東京科学大学の「総合型選抜」は、学士課程に入学する枠として実施されます。人々の生活を豊かにする工学的知識・技術を追究する工学院では、以下の人員を設けています。
- 募集人員:
- 一般枠(性別によらず出願可能):17人
- 女子枠(戸籍上の性別が女性のみ):70人
- 入学時期:4月入学(12月に出願、翌年2月に選考が行われる、あなたの個性を尊重し潜在力を発掘するための極めて重要なルートです)
2. 求める学生像と出願要件

東京科学大学工学院がこの入試で求めているのは、単に「ペーパーテストの点数が良い受験生」ではありません。確実な基礎学力に加え、ダイバーシティ社会で躍進し、人類と社会の発展に貢献しようとする強い意志です。
求める学生像(アドミッション・ポリシー)
機械系、システム制御系、電気電子系、情報通信系、経営工学系の学問分野に強い興味を抱き、人類と社会の持続的発展に貢献しようという高い志と理系科目を中心に十分な基礎学力を有する者。とりわけ総合型選抜では、柔軟な発想力と、その発想を他者と共有するための説明力および他者の発想を理解できる能力に秀でた素質が認められる者を強く求めます。(出典:『2027年度(令和9年度)東京科学大学 総合型選抜 学生募集要項』 P.4)
出願資格の要点
高等学校(中等教育学校)を卒業(見込み)の者等であり、合格した場合には必ず入学することを確約できる者とします(女子枠は戸籍上の性別が「女性」である者に限る)。大学入学共通テストで指定された教科・科目をすべて受験することが必須となります。
3. 選考方法と試験内容(2段階の厳しい選抜)

工学院の選考は、一般選抜とは一線画す、あなたの「知的な記述力」「理数への熱量」そして「対話力」をダイレクトに見極める「第1段階選抜(共通テスト成績等)」と、独自の「第2段階選抜(個別テスト:総合問題)」の2段階によって総合的に判定されます。
[提出書類・英語資格]
- 志望理由書(全枠共通) なぜ工学を志すのか、なぜ東京科学大学の工学院なのか、自身の将来像を踏まえて論理的に展開します(800字以内)。

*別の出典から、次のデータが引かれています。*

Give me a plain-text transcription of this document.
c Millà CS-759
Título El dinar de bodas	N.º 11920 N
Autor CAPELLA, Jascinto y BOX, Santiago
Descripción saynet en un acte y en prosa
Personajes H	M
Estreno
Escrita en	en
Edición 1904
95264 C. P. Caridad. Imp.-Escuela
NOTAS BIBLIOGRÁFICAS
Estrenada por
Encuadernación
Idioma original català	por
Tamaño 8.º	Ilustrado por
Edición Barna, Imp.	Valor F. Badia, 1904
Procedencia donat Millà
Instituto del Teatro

- 【重要】工学院における活動実績報告書について 工学院の総合型選抜においては、一般枠・女子枠ともに「活動実績報告書」の提出は不要となっています。その分、提出された「志望理由書」および「調査書」の内容が第2段階選抜の基礎資料として極めて重要になります。
[第1段階選抜(共通テスト評価)]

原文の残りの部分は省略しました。